A few years ago, I was upset (shocking) and complaining to God (even more shocking) and accusing him of not caring about me. And he brought to mind the words of a song I often sang to my then-baby Olivia as I put her to sleep: “I’m in love with you, for you have called me child. You reached out and touched me, you heard my lonely cry. I will praise your name forever and love you all my life.” How can I not love someone who sings words like that to me?, God said. All I could do was cry because even then, it was just words to me. In one ear and out the other.

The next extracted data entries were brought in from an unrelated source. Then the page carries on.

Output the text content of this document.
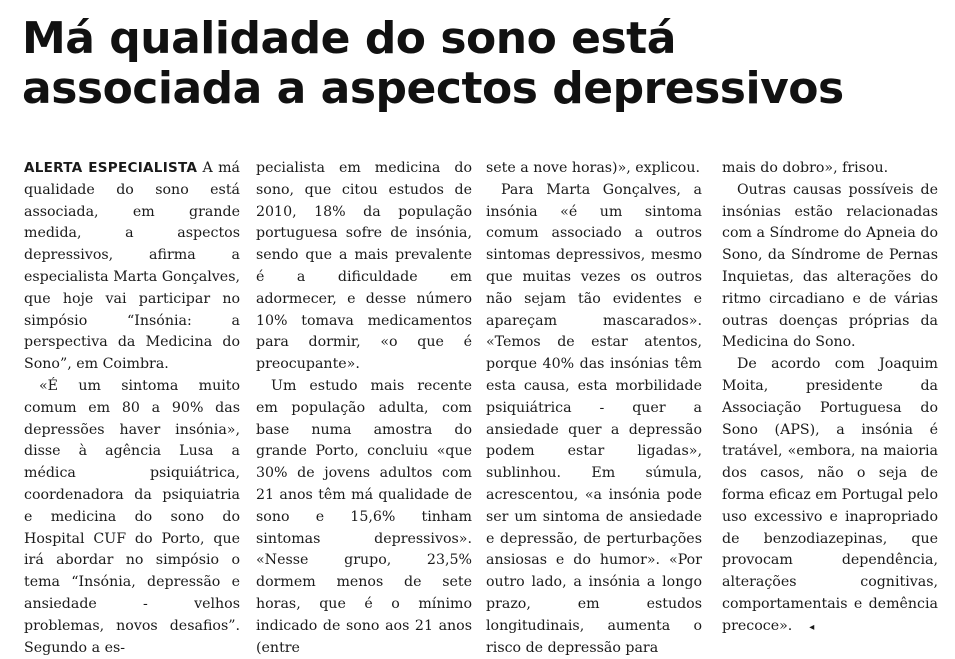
Má qualidade do sono está
associada a aspectos depressivos

ALERTA ESPECIALISTA A má qualidade do sono está associada, em grande medida, a aspectos depressivos, afirma a especialista Marta Gonçalves, que hoje vai participar no simpósio “Insónia: a perspectiva da Medicina do Sono”, em Coimbra.

«É um sintoma muito comum em 80 a 90% das depressões haver insónia», disse à agência Lusa a médica psiquiátrica, coordenadora da psiquiatria e medicina do sono do Hospital CUF do Porto, que irá abordar no simpósio o tema “Insónia, depressão e ansiedade - velhos problemas, novos desafios”. Segundo a es-

pecialista em medicina do sono, que citou estudos de 2010, 18% da população portuguesa sofre de insónia, sendo que a mais prevalente é a dificuldade em adormecer, e desse número 10% tomava medicamentos para dormir, «o que é preocupante».

Um estudo mais recente em população adulta, com base numa amostra do grande Porto, concluiu «que 30% de jovens adultos com 21 anos têm má qualidade de sono e 15,6% tinham sintomas depressivos». «Nesse grupo, 23,5% dormem menos de sete horas, que é o mínimo indicado de sono aos 21 anos (entre

sete a nove horas)», explicou.

Para Marta Gonçalves, a insónia «é um sintoma comum associado a outros sintomas depressivos, mesmo que muitas vezes os outros não sejam tão evidentes e apareçam mascarados». «Temos de estar atentos, porque 40% das insónias têm esta causa, esta morbilidade psiquiátrica - quer a ansiedade quer a depressão podem estar ligadas», sublinhou. Em súmula, acrescentou, «a insónia pode ser um sintoma de ansiedade e depressão, de perturbações ansiosas e do humor». «Por outro lado, a insónia a longo prazo, em estudos longitudinais, aumenta o risco de depressão para

mais do dobro», frisou.

Outras causas possíveis de insónias estão relacionadas com a Síndrome do Apneia do Sono, da Síndrome de Pernas Inquietas, das alterações do ritmo circadiano e de várias outras doenças próprias da Medicina do Sono.

De acordo com Joaquim Moita, presidente da Associação Portuguesa do Sono (APS), a insónia é tratável, «embora, na maioria dos casos, não o seja de forma eficaz em Portugal pelo uso excessivo e inapropriado de benzodiazepinas, que provocam dependência, alterações cognitivas, comportamentais e demência precoce». ◂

Now, I know that in a world where people are suffering in unimaginable ways, me and my emotional God issues aren’t the center of the universe. But it’s not either or. And if I say and believe that manifesting the love of God in this world is what will save us, knowing – really knowing – God’s love matters a lot. So I’ve prayed over it. I’ve tried to figure out the reasons I don’t believe God loves me. (I have a long list – it wasn’t a helpful activity, really!) I’ve meditated on it. None of it helped much.
The book of James says, “Therefore, confess your sins to one another”. The Greek word used for sin is hamartía. It means to miss the mark. According to Thayer’s Greek Lexicon, it’s first meaning is “an error of the understanding”. So I’m confessing my “error of the understanding” to y’all. I don’t really believe that God loves me. It’s not that I think he condemns or reject me. I even think that he’ll be happy to welcome me back with love at the end of my life. But right now, in the here and now, I just don’t believe he cares. I don’t believe that I matter to him.
That verse from James continues on: “and pray for one another so that you may be healed. The effective prayer of a righteous man can accomplish much.” So now that I’ve gotten nice and naked with about 3000 of my nearest and dearest brothers and sisters in Christ and confessed my need for healing, would you pray for me? Maybe some of you know how to pray more effectively than I do.
Also, I know that I’m far from the only person to have this struggle. If you’d like to pipe up and ask to be included in this prayer for healing, the comments are open for you confessions. And if this is something you’ve overcome, would you mind sharing what helped you? Revelation 12:11 says that the enemy is defeated by the blood of Christ and the power of our testimony. So consider this an invitation to testify. There’s healing work to be done here, folks!